Michel Récipon ha raccolto il testimone dal padre André, stretto collaboratore di Follereau. «Fu un uomo», ha detto il vecchio André, «che ha lottato contro tutte le lebbre. I lebbrosi sono gli esclusi per eccellenza, coloro che non hanno voce. Per questo Follereau ne divenne il megafono e oggi il suo lavoro continua in una trentina di nazioni attraverso i tanti che si ispirano a lui». André Récipon ricorda che ad “addestrare” definitivamente Raoul alla causa della lebbra furono le suore missionarie che durante la Seconda guerra mondiale ospitarono lui e la moglie nel convento alla periferia di Lione.

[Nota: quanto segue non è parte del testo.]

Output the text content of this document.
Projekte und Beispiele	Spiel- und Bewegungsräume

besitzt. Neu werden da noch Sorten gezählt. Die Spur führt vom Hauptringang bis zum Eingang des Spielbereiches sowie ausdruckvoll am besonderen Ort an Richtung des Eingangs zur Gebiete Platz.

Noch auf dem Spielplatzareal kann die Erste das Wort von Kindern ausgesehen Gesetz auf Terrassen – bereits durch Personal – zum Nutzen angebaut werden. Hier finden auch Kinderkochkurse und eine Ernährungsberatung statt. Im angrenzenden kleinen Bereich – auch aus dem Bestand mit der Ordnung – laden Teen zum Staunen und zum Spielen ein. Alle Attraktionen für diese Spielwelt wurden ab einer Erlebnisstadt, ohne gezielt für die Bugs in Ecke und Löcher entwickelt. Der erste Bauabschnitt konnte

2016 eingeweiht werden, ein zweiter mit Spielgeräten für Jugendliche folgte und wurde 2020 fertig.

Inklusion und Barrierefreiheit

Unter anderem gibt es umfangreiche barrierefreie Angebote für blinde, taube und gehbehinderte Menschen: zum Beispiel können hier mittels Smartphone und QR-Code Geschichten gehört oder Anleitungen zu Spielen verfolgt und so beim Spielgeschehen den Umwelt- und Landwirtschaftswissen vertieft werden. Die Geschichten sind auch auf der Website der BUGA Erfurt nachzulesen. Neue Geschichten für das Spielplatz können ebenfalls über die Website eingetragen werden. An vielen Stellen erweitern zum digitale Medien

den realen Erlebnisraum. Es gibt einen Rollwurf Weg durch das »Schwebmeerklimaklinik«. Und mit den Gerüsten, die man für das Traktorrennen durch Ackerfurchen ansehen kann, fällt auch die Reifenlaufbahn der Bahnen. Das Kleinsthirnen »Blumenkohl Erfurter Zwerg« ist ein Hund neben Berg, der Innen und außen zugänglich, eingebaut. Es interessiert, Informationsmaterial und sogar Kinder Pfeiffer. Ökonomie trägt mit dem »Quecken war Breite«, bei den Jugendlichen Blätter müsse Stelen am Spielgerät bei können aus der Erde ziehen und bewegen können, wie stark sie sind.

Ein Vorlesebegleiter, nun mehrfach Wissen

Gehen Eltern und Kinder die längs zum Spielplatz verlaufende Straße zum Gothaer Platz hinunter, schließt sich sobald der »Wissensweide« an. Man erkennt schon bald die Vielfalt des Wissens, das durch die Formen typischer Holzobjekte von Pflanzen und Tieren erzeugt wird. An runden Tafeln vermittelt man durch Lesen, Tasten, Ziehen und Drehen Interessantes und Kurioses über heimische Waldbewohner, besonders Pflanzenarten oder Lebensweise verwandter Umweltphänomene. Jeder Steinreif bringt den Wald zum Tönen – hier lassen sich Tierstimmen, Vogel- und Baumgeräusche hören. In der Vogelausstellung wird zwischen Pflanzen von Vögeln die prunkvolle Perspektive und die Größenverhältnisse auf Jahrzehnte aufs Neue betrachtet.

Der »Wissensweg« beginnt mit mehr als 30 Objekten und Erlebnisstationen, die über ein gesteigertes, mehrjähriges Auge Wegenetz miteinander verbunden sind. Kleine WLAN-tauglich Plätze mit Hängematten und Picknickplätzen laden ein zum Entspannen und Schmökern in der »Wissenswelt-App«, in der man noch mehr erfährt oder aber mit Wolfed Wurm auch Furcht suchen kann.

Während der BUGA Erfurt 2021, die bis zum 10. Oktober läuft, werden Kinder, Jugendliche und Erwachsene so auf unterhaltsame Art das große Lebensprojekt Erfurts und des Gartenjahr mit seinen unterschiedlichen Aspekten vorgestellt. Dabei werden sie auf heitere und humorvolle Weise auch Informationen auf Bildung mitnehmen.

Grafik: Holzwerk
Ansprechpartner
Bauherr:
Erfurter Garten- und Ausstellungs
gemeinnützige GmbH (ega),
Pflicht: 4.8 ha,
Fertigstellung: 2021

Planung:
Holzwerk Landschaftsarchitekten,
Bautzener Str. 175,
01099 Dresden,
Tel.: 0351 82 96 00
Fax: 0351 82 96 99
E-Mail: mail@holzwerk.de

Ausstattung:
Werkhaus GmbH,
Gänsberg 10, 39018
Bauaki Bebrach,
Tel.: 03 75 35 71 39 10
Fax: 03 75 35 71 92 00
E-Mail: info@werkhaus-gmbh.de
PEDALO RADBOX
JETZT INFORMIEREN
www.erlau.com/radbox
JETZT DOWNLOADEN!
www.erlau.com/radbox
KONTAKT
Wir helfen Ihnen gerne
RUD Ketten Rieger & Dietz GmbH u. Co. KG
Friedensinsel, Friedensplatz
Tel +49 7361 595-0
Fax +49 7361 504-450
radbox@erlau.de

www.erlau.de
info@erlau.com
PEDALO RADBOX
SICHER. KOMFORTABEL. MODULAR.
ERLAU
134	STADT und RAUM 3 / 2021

Follereau aveva incontrato i lebbrosi nel Sahara, dov’era andato per raccontare la vita di Charles de Foucauld, il piccolo fratello del deserto. A un certo punto il radiatore dell’auto si mise a bollire e i passeggeri furono obbligati a una sosta; apparvero in quel mentre dei fantasmi d’uomini che subito si allontanarono e nascosero. Follereau chiese: «Chi sono?». «Lebbrosi» rispose l’accompagnatore. «Quel giorno – disse – capì che esisteva un crimine imperdonabile, senza appelli e senza amnistia: la lebbra».